Friday, August 21, 2015

6th Circuit Again Upholds ACA Accommodation For Religious Non-Profits

The U.S 6th Circuit Court of Appeals today, deciding a case that had been remanded to it (see prior posting) by the Supreme Court after that Court's Hobby Lobby decision, reaffirmed its earlier decision upholding against a RFRA challenge the Obama administration's Affordable Care Act accommodation for religious non-profits that object to furnishing their employees insurance coverage for contraceptives.  In Michigan Catholic Conference v.
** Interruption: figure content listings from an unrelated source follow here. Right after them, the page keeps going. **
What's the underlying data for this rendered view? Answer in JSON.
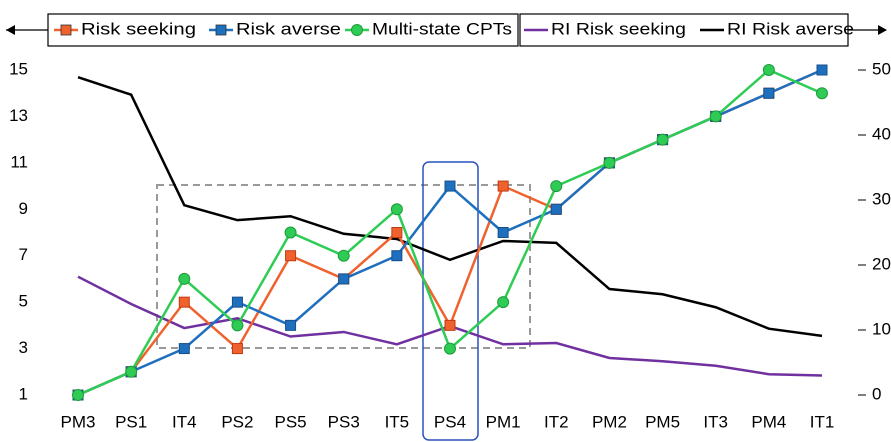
{
  "chart_data": {
    "type": "line",
    "categories": [
      "PM3",
      "PS1",
      "IT4",
      "PS2",
      "PS5",
      "PS3",
      "IT5",
      "PS4",
      "PM1",
      "IT2",
      "PM2",
      "PM5",
      "IT3",
      "PM4",
      "IT1"
    ],
    "series": [
      {
        "name": "Risk seeking",
        "color": "#f0622d",
        "marker": "square",
        "values": [
          1,
          2,
          5,
          3,
          7,
          6,
          8,
          4,
          10,
          9,
          11,
          12,
          13,
          14,
          15
        ]
      },
      {
        "name": "Risk averse",
        "color": "#1f6fbf",
        "marker": "square",
        "values": [
          1,
          2,
          3,
          5,
          4,
          6,
          7,
          10,
          8,
          9,
          11,
          12,
          13,
          14,
          15
        ]
      },
      {
        "name": "Multi-state CPTs",
        "color": "#2ecc55",
        "marker": "circle",
        "values": [
          1,
          2,
          6,
          4,
          8,
          7,
          9,
          3,
          5,
          10,
          11,
          12,
          13,
          15,
          14
        ]
      },
      {
        "name": "RI Risk seeking",
        "color": "#7030a0",
        "axis": "y2",
        "values": [
          18.2,
          14,
          10.3,
          11.8,
          9,
          9.7,
          7.8,
          10.6,
          7.8,
          8,
          5.7,
          5.2,
          4.5,
          3.2,
          3
        ]
      },
      {
        "name": "RI Risk averse",
        "color": "#000000",
        "axis": "y2",
        "values": [
          48.9,
          46.2,
          29.2,
          26.9,
          27.5,
          24.8,
          24,
          20.8,
          23.7,
          23.4,
          16.3,
          15.5,
          13.5,
          10.2,
          9.1
        ]
      }
    ],
    "ylim": [
      1,
      15
    ],
    "yticks": [
      1,
      3,
      5,
      7,
      9,
      11,
      13,
      15
    ],
    "y2lim": [
      0,
      50
    ],
    "y2ticks": [
      0,
      10,
      20,
      30,
      40,
      50
    ],
    "legend": "top"
  }
}
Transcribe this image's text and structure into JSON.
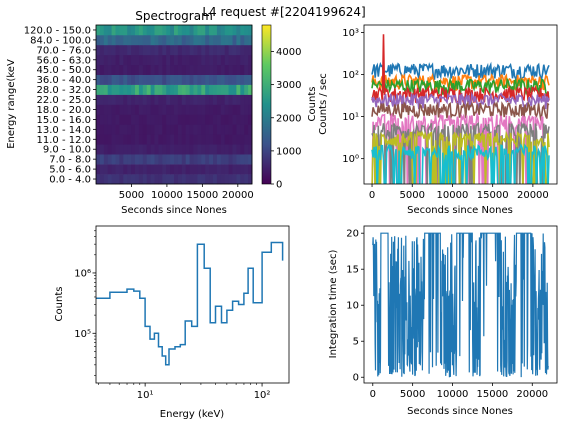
{
  "figure_title": "L4 request #[2204199624]",
  "colors": {
    "spec_low": "#440154",
    "spec_mid": "#21918c",
    "spec_high": "#fde725",
    "series_palette": [
      "#1f77b4",
      "#ff7f0e",
      "#2ca02c",
      "#d62728",
      "#9467bd",
      "#8c564b",
      "#e377c2",
      "#7f7f7f",
      "#bcbd22",
      "#17becf"
    ],
    "step_line": "#1f77b4"
  },
  "chart_data": [
    {
      "type": "heatmap",
      "title": "Spectrogram",
      "xlabel": "Seconds since Nones",
      "ylabel": "Energy range(keV",
      "xlim": [
        0,
        22000
      ],
      "xticks": [
        5000,
        10000,
        15000,
        20000
      ],
      "xtick_labels": [
        "5000",
        "10000",
        "15000",
        "20000"
      ],
      "y_categories": [
        "0.0 - 4.0",
        "5.0 - 6.0",
        "7.0 - 8.0",
        "9.0 - 10.0",
        "11.0 - 12.0",
        "13.0 - 14.0",
        "15.0 - 16.0",
        "18.0 - 20.0",
        "22.0 - 25.0",
        "28.0 - 32.0",
        "36.0 - 40.0",
        "45.0 - 50.0",
        "56.0 - 63.0",
        "70.0 - 76.0",
        "84.0 - 100.0",
        "120.0 - 150.0"
      ],
      "band_counts": [
        700,
        500,
        900,
        450,
        350,
        350,
        350,
        380,
        500,
        2800,
        1200,
        400,
        450,
        600,
        1600,
        2400
      ],
      "colorbar": {
        "label": "Counts",
        "range": [
          0,
          4800
        ],
        "ticks": [
          0,
          1000,
          2000,
          3000,
          4000
        ],
        "tick_labels": [
          "0",
          "1000",
          "2000",
          "3000",
          "4000"
        ]
      }
    },
    {
      "type": "line",
      "xlabel": "Seconds since Nones",
      "ylabel": "Counts / sec",
      "yscale": "log",
      "xlim": [
        -1000,
        23000
      ],
      "ylim": [
        0.25,
        1500
      ],
      "xticks": [
        0,
        5000,
        10000,
        15000,
        20000
      ],
      "xtick_labels": [
        "0",
        "5000",
        "10000",
        "15000",
        "20000"
      ],
      "yticks": [
        1,
        10,
        100,
        1000
      ],
      "ytick_labels": [
        "10⁰",
        "10¹",
        "10²",
        "10³"
      ],
      "series_levels": [
        130,
        70,
        55,
        35,
        25,
        15,
        8,
        5,
        3,
        1.5
      ],
      "x_range": [
        0,
        22000
      ]
    },
    {
      "type": "line",
      "step": true,
      "xlabel": "Energy (keV)",
      "ylabel": "Counts",
      "xscale": "log",
      "yscale": "log",
      "xlim": [
        3.8,
        170
      ],
      "ylim": [
        15000,
        6000000
      ],
      "xticks": [
        10,
        100
      ],
      "xtick_labels": [
        "10¹",
        "10²"
      ],
      "yticks": [
        100000,
        1000000
      ],
      "ytick_labels": [
        "10⁵",
        "10⁶"
      ],
      "bin_edges": [
        3.8,
        5,
        6,
        7,
        8,
        9,
        10,
        11,
        12,
        13,
        14,
        15,
        16,
        18,
        20,
        22,
        25,
        28,
        32,
        36,
        40,
        45,
        50,
        56,
        63,
        70,
        76,
        84,
        100,
        120,
        150
      ],
      "values": [
        380000,
        480000,
        480000,
        540000,
        500000,
        380000,
        130000,
        80000,
        100000,
        60000,
        42000,
        30000,
        55000,
        60000,
        65000,
        160000,
        130000,
        3000000,
        1200000,
        150000,
        280000,
        150000,
        240000,
        340000,
        300000,
        460000,
        1200000,
        320000,
        2200000,
        3200000,
        1600000
      ]
    },
    {
      "type": "line",
      "xlabel": "Seconds since Nones",
      "ylabel": "Integration time (sec)",
      "xlim": [
        -1100,
        23100
      ],
      "ylim": [
        -0.8,
        21
      ],
      "xticks": [
        0,
        5000,
        10000,
        15000,
        20000
      ],
      "xtick_labels": [
        "0",
        "5000",
        "10000",
        "15000",
        "20000"
      ],
      "yticks": [
        0,
        5,
        10,
        15,
        20
      ],
      "ytick_labels": [
        "0",
        "5",
        "10",
        "15",
        "20"
      ],
      "x_range": [
        0,
        22000
      ],
      "value_range": [
        0,
        20
      ]
    }
  ]
}
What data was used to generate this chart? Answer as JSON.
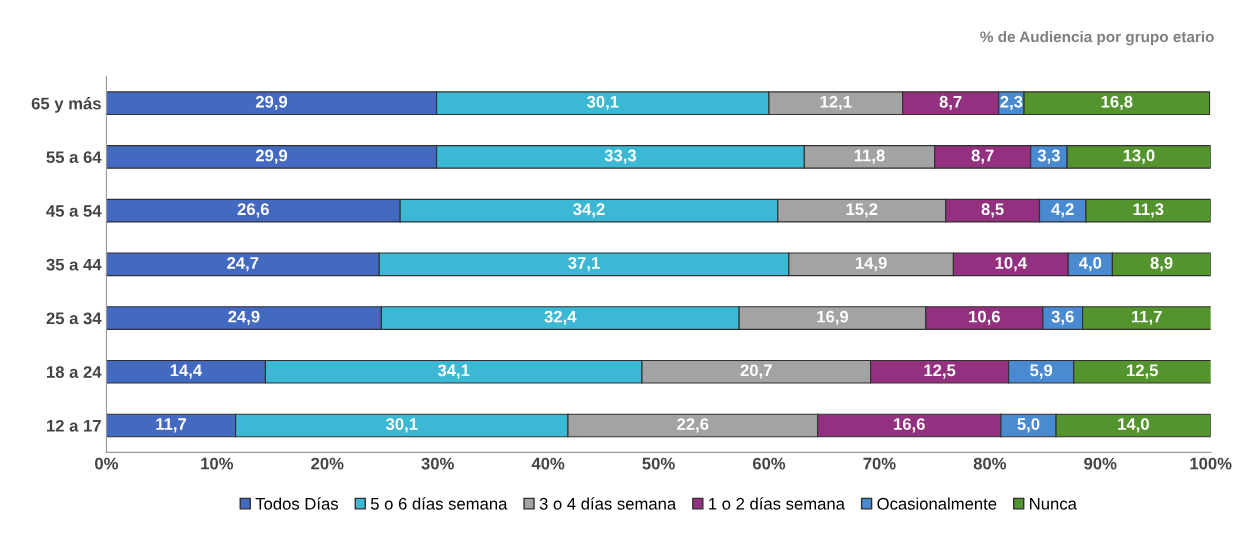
{
  "chart_data": {
    "type": "bar",
    "orientation": "horizontal",
    "stacked": true,
    "categories": [
      "65 y más",
      "55 a 64",
      "45 a 54",
      "35 a 44",
      "25 a 34",
      "18 a 24",
      "12 a 17"
    ],
    "series": [
      {
        "name": "Todos Días",
        "color": "#4469c0",
        "values": [
          29.9,
          29.9,
          26.6,
          24.7,
          24.9,
          14.4,
          11.7
        ],
        "value_labels": [
          "29,9",
          "29,9",
          "26,6",
          "24,7",
          "24,9",
          "14,4",
          "11,7"
        ]
      },
      {
        "name": "5 o 6 días semana",
        "color": "#3ab8d4",
        "values": [
          30.1,
          33.3,
          34.2,
          37.1,
          32.4,
          34.1,
          30.1
        ],
        "value_labels": [
          "30,1",
          "33,3",
          "34,2",
          "37,1",
          "32,4",
          "34,1",
          "30,1"
        ]
      },
      {
        "name": "3 o 4 días semana",
        "color": "#a3a3a3",
        "values": [
          12.1,
          11.8,
          15.2,
          14.9,
          16.9,
          20.7,
          22.6
        ],
        "value_labels": [
          "12,1",
          "11,8",
          "15,2",
          "14,9",
          "16,9",
          "20,7",
          "22,6"
        ]
      },
      {
        "name": "1 o 2 días semana",
        "color": "#93307f",
        "values": [
          8.7,
          8.7,
          8.5,
          10.4,
          10.6,
          12.5,
          16.6
        ],
        "value_labels": [
          "8,7",
          "8,7",
          "8,5",
          "10,4",
          "10,6",
          "12,5",
          "16,6"
        ]
      },
      {
        "name": "Ocasionalmente",
        "color": "#4a8ad0",
        "values": [
          2.3,
          3.3,
          4.2,
          4.0,
          3.6,
          5.9,
          5.0
        ],
        "value_labels": [
          "2,3",
          "3,3",
          "4,2",
          "4,0",
          "3,6",
          "5,9",
          "5,0"
        ]
      },
      {
        "name": "Nunca",
        "color": "#54942f",
        "values": [
          16.8,
          13.0,
          11.3,
          8.9,
          11.7,
          12.5,
          14.0
        ],
        "value_labels": [
          "16,8",
          "13,0",
          "11,3",
          "8,9",
          "11,7",
          "12,5",
          "14,0"
        ]
      }
    ],
    "xlim": [
      0,
      100
    ],
    "xticks": [
      {
        "value": 0,
        "label": "0%"
      },
      {
        "value": 10,
        "label": "10%"
      },
      {
        "value": 20,
        "label": "20%"
      },
      {
        "value": 30,
        "label": "30%"
      },
      {
        "value": 40,
        "label": "40%"
      },
      {
        "value": 50,
        "label": "50%"
      },
      {
        "value": 60,
        "label": "60%"
      },
      {
        "value": 70,
        "label": "70%"
      },
      {
        "value": 80,
        "label": "80%"
      },
      {
        "value": 90,
        "label": "90%"
      },
      {
        "value": 100,
        "label": "100%"
      }
    ],
    "annotations": [
      "% de Audiencia por grupo etario"
    ],
    "legend": "bottom",
    "grid": false
  }
}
Burwell, (6th Cir., Aug. 21, 2015), the 6th Circuit said in part:
Despite our attempts to describe how the accommodation actually works, it is perhaps inevitable that some Plaintiffs will still believe that they are morally complicit in sin, by being a part of a system that provides access to contraceptives.... However, it is not our role to determine a party’s moral complicity; we do not question here Plaintiffs’ “desire not to participate in the provision of contraception.” ... Our role is a more limited one: to determine whether, as a legal matter, the regulation represents a substantial burden to Plaintiffs’ rights under RFRA. That requires us to determine how the law works and what it asks of various actors. On this point, as we held before, “[t]he government’s imposition of an independent obligation on a third party does not impose a substantial burden on the appellants’exercise of religion.”